Sunday, September 10, 2006

"...one feels that in Iran the masters just mentioned had finally, after several centuries, reached the point where they had exhausted the belles-lettrist possibilities of Arabic and were now very busily burning up its resources. How much further can one get in perfection than al-Hamadâni? He could compose a book on a certain theme, beginning with the last line and working back, line by line, to the first line, and it would be a marvel of rhetorical artistry." --Th* Cambridg* History of Iran, v. 4 (1975)


"My dream that Ratzi would go into a conclave and emerge to announce that it was all a mistake, the papacy was dissolved, and good Catholics should all embrace an enlightened materialistic naturalism hasn't come true just yet."

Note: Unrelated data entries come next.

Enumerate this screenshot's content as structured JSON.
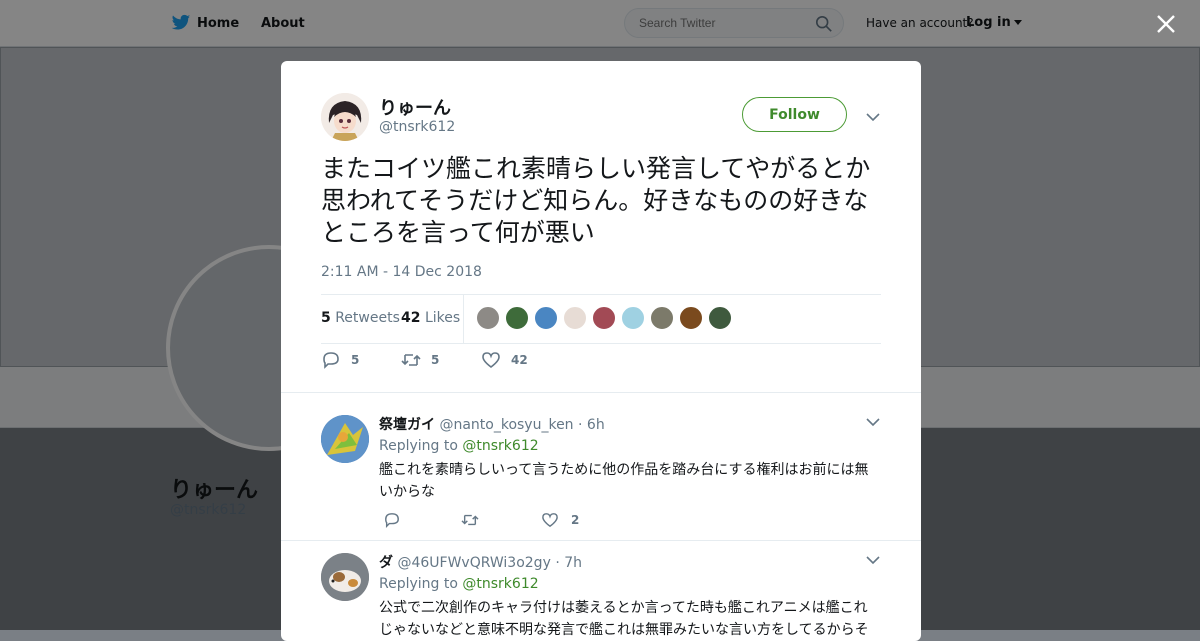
{
  "topbar": {
    "home_label": "Home",
    "about_label": "About",
    "search_placeholder": "Search Twitter",
    "have_account": "Have an account?",
    "login_label": "Log in"
  },
  "background_profile": {
    "name": "りゅーん",
    "handle": "@tnsrk612"
  },
  "tweet": {
    "author_name": "りゅーん",
    "author_handle": "@tnsrk612",
    "follow_label": "Follow",
    "text": "またコイツ艦これ素晴らしい発言してやがるとか思われてそうだけど知らん。好きなものの好きなところを言って何が悪い",
    "timestamp": "2:11 AM - 14 Dec 2018",
    "retweets_count": "5",
    "retweets_label": "Retweets",
    "likes_count": "42",
    "likes_label": "Likes",
    "reply_count": "5",
    "retweet_count": "5",
    "like_count": "42",
    "likers_colors": [
      "#8d8a86",
      "#3e6b3a",
      "#4a86c2",
      "#e7dcd5",
      "#a24a55",
      "#9fd1e2",
      "#7c7a6a",
      "#7a4a1e",
      "#3f5a3e"
    ]
  },
  "replies": [
    {
      "name": "祭壇ガイ",
      "handle": "@nanto_kosyu_ken",
      "time": "· 6h",
      "replying_prefix": "Replying to",
      "replying_to": "@tnsrk612",
      "text": "艦これを素晴らしいって言うために他の作品を踏み台にする権利はお前には無いからな",
      "reply_count": "",
      "retweet_count": "",
      "like_count": "2"
    },
    {
      "name": "ダ",
      "handle": "@46UFWvQRWi3o2gy",
      "time": "· 7h",
      "replying_prefix": "Replying to",
      "replying_to": "@tnsrk612",
      "text": "公式で二次創作のキャラ付けは萎えるとか言ってた時も艦これアニメは艦これじゃないなどと意味不明な発言で艦これは無罪みたいな言い方をしてるからそ"
    }
  ],
  "colors": {
    "accent_green": "#3f8a2c",
    "text_dark": "#14171a",
    "text_muted": "#657786"
  }
}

"War shrinks everything. It means less time, less tolerance, less imagination, less curiosity, less play. We cannot read the leisurely wasteful masterpieces of the past without being irritated by the amount they take for granted. ...Yet we must remember that the life which many of us are now leading is unfriendly to the appreciation of literature...In these philistine conditions it is as unfair to judge art as if we were seasick. It is even more unfair to blame writers for their action or inaction in the years before the war, when we still tolerate in office nearly all the old beaming second-rate faces, with their indomitable will to power, and their self-sealing tanks of complacency." --Cyril Connolly, in: Writ*rs of World War II


"It is important to see that fascism is a disease, as catching as influenza; we all when tired and disillusioned have fascist moments, when belief in human nature vanishes, when we burn with anger and envy like the underdog and the sucker, when we hate the virtuous and despise the weak, when we feel as Goebbels permanently feels, that all fine sentiment is ballyhoo, that we are the dupes of our leaders, and that the masses are evil, to be resisted with the cruelty born of fear. This is the theological sin of despair, a Haw-Haw moment which quickly passes, but which fascism has made permanent, and built up into a philosophy. In every human being there is a Lear and a fool, a hero and a clown who comes on the stage and burlesques his master. He should never be censored, but neither be allowed to rule." --ibid


"After several e-mails of discussion, she asked me to do a renga with her about peace without mentioning the word."